Q: Does in-context learning work for role prompting and persona instructions? A: Yes — assigning an expert role is a form of in-context instruction without examples. The model infers the expected behavior from the role description and applies it throughout the conversation, as long as it stays in the context window.
Expert Takes
In-context learning is not the same mechanism as gradient descent. The model never updates its weights — it performs a kind of implicit Bayesian inference, treating the in-context examples as evidence and updating its distribution over outputs accordingly. This happens through the forward pass alone. The result looks like learning, but it is better described as structured conditioning: the model’s prior, shaped by pretraining, gets refined by the context it receives.
For anyone building on top of language models, in-context learning is the practical specification layer. Your examples in the prompt are your implicit schema — they define output format, tone register, and handling of edge cases more precisely than a paragraph of natural-language instructions. The discipline is in curating those examples carefully. One inconsistent example can introduce noise that degrades output quality across the entire request batch.

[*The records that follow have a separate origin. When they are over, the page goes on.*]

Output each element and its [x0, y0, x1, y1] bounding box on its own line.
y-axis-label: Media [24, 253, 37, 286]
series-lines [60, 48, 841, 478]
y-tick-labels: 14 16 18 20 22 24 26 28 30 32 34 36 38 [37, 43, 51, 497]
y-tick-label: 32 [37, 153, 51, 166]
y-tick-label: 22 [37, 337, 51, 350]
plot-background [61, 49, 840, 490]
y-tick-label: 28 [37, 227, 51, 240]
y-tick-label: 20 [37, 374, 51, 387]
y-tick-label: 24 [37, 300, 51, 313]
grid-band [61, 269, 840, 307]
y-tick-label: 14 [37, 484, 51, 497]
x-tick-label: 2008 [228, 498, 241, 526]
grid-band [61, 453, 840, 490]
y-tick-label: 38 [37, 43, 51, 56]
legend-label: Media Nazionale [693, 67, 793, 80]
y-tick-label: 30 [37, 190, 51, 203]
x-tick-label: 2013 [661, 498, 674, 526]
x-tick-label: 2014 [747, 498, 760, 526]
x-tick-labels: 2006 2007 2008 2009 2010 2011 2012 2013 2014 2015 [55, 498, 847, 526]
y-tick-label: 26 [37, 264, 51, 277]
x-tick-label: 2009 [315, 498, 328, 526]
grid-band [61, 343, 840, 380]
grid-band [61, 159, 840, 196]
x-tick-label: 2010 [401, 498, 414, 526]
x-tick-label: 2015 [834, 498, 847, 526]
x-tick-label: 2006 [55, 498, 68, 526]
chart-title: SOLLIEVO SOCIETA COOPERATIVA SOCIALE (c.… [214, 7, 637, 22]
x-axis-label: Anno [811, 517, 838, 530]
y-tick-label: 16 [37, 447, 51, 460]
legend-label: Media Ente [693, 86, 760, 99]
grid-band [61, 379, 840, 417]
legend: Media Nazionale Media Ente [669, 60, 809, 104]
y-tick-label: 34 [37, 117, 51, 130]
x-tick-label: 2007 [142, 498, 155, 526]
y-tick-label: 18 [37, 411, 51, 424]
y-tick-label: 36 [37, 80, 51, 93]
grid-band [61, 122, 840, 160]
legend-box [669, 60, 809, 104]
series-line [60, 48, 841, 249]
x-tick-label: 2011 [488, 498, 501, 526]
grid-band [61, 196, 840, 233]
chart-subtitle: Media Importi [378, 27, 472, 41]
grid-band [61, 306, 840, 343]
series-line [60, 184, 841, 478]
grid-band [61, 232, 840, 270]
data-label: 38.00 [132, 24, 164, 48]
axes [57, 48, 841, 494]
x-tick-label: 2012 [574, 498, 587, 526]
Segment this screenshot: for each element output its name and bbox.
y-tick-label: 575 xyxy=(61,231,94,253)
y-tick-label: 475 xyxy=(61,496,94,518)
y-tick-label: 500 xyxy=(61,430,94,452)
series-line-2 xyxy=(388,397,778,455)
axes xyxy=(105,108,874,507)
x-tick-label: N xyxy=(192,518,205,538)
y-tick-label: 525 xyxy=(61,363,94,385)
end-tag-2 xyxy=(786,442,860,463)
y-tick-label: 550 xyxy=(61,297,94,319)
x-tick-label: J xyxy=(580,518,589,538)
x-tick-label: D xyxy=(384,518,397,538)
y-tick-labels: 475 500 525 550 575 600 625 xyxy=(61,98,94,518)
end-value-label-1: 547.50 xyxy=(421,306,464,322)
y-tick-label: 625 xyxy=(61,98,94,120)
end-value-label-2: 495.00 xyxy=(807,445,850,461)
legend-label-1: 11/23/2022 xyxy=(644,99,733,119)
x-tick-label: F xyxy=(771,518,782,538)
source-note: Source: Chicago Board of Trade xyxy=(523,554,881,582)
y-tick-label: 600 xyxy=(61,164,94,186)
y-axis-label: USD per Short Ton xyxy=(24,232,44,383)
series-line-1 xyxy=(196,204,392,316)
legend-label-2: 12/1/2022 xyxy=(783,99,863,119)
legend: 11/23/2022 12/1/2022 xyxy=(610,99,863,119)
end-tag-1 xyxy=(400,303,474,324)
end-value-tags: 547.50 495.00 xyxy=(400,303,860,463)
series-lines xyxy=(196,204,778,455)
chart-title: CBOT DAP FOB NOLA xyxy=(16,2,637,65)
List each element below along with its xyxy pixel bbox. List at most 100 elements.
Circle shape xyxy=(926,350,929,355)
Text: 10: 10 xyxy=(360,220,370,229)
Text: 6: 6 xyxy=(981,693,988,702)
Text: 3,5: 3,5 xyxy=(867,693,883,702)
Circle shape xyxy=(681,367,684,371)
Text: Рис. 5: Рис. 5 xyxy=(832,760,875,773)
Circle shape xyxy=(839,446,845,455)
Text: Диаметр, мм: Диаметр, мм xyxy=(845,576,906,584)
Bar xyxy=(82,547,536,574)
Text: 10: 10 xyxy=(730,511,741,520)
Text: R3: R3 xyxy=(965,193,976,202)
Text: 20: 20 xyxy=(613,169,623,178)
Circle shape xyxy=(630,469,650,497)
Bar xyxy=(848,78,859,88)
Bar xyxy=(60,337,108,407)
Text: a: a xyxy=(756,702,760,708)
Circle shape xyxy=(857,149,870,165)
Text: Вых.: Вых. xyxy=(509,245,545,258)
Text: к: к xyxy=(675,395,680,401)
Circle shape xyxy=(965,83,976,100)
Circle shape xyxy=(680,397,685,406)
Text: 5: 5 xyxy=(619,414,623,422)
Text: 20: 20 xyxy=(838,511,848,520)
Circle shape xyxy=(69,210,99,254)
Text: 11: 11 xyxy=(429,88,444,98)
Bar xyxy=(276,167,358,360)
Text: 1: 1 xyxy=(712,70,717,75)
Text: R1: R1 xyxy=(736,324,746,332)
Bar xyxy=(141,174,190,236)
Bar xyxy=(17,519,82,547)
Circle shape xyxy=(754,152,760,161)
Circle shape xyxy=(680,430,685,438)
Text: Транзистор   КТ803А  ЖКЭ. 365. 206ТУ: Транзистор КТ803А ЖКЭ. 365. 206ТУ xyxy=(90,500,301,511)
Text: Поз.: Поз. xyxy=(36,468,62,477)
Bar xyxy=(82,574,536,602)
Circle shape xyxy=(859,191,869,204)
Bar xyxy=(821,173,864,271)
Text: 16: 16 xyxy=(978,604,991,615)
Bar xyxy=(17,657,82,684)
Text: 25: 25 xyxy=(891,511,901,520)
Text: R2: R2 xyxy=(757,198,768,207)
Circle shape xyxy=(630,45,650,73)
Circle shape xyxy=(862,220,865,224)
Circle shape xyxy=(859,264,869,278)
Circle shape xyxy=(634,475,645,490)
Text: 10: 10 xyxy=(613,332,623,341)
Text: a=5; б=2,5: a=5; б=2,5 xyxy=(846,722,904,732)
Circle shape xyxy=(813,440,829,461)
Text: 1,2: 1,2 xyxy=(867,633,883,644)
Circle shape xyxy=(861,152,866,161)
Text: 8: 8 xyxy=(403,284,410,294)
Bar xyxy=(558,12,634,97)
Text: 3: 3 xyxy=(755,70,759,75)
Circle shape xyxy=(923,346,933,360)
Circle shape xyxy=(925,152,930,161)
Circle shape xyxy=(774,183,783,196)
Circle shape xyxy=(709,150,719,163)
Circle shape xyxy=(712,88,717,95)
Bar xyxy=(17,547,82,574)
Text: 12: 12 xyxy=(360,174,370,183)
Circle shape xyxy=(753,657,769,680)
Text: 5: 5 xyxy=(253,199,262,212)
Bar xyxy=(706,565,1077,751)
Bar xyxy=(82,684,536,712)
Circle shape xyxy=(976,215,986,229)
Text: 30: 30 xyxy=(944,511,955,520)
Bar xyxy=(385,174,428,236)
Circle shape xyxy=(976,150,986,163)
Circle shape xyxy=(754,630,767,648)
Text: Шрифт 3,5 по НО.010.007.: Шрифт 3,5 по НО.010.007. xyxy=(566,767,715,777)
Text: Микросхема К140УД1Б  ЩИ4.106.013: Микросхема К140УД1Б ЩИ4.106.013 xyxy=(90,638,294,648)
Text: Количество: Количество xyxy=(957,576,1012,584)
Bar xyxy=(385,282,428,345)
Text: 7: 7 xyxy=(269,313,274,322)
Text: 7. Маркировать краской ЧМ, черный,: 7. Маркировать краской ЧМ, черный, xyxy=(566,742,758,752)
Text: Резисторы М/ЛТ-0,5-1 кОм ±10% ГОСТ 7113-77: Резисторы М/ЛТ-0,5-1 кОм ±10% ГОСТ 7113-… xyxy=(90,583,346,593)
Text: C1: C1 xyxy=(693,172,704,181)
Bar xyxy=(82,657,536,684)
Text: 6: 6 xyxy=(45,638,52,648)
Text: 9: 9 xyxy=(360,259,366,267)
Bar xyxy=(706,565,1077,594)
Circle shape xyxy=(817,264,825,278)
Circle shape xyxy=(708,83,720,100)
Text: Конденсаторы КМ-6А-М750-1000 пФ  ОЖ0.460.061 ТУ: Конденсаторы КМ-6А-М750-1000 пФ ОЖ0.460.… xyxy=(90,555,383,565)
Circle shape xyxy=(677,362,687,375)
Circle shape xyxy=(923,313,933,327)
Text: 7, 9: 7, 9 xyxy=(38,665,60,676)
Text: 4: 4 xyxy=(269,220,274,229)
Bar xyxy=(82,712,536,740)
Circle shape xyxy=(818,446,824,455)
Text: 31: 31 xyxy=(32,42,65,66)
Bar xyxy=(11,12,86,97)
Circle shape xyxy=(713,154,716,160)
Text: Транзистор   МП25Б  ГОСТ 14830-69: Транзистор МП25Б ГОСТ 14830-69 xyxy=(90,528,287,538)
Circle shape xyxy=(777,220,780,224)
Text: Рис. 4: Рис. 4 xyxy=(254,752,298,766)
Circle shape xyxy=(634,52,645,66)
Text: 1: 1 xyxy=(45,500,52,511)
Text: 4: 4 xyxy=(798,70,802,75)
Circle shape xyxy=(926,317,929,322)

In-context learning is the reason general-purpose AI tools outcompeted narrow single-task tools so quickly. You don’t need a separate model for each task — you need a large enough model and a well-designed prompt. That shift has moved value from model specialization to prompt engineering and context design. The teams that figured this out early built workflows that others are still trying to catch up with.
In-context learning makes model behavior opaque in a specific way. The same base model can be conditioned by different users into very different behavioral patterns within a session — patterns the model provider neither authorized nor reviewed. When the input examples contain bias, manipulation, or harmful framing, the model faithfully generalizes from them. The capability that makes these models flexible is the same one that makes their runtime behavior hard to audit or constrain.